At this point, the executive hides politely behind The Wall Street Journal.
But say I respond like this: “I help lawyers write better.”
Now the questions flow, and the executive leans in to hear more.
The same goes for practicing lawyers: You can get people interested in your work, but only if you make them see how they could benefit.
Here are four examples of attorneys describing their practices in the ordinary way. After each example, I’ll suggest how those attorneys could have done more to entice a potential client or employer.
(Hint: No matter how dry you think your work may be, you help clients save money, win disputes, or grow their businesses.)
- Not this: “Researched case law related to personal jurisdiction and subject matter jurisdiction.”
But this: “Advised clients on when, where, and how they could sue defendants.”
- Not this: “Drafted and distributed deal documents in several large transactions; incorporated parties’ written and verbal comments; and organized and monitored the closing process for each such transaction.”
But this: “Helped clients acquire target companies and advised them on how to structure deals to reach their long-term business goals.”
- Not this: “As part of the firm’s Labor and Employment Law team, Mr. Alito has researched, drafted, and filed a number of successful Motions for Partial Summary Judgment and Memorandums in Support of Motions to Dismiss under Federal Rule of Civil Procedure 12(b)(6).”
But this: “In several multimillion-dollar discrimination cases, Mr. Alito has persuaded courts to stop cases from going to a jury and to block complaints from moving forward.”
- Not this: “Ms. Breyer’s robust tax practice involves continued monitoring of domestic and international tax decisions and the application of those decisions to transactions of varying type and complexity.”

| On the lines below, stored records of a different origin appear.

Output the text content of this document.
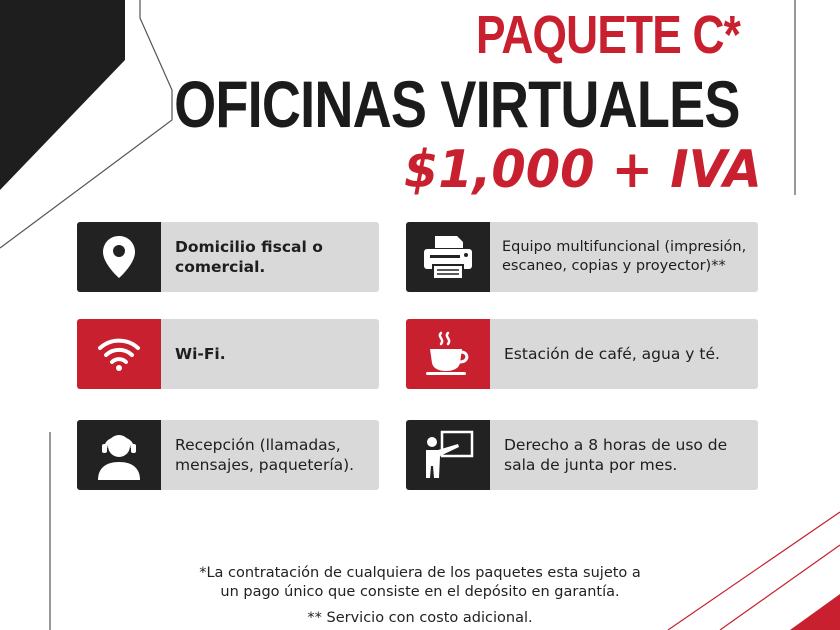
PAQUETE C*
OFICINAS VIRTUALES
$1,000 + IVA
Domicilio fiscal o comercial.
Equipo multifuncional (impresión, escaneo, copias y proyector)**
Wi-Fi.	Estación de café, agua y té.
Recepción (llamadas, mensajes, paquetería).
Derecho a 8 horas de uso de sala de junta por mes.
*La contratación de cualquiera de los paquetes esta sujeto a
un pago único que consiste en el depósito en garantía.
** Servicio con costo adicional.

But this: “In serving her tax clients, Ms. Breyer identifies opportunities for companies to seize on recent changes in domestic and international tax law and advises them on how to structure transactions to minimize the risk of a taxable event.”
Now go back to that firm bio or resume and read it from the perspective of a potential employer or would-be client. Do your eyes glaze over—or do you reach to pick up the phone?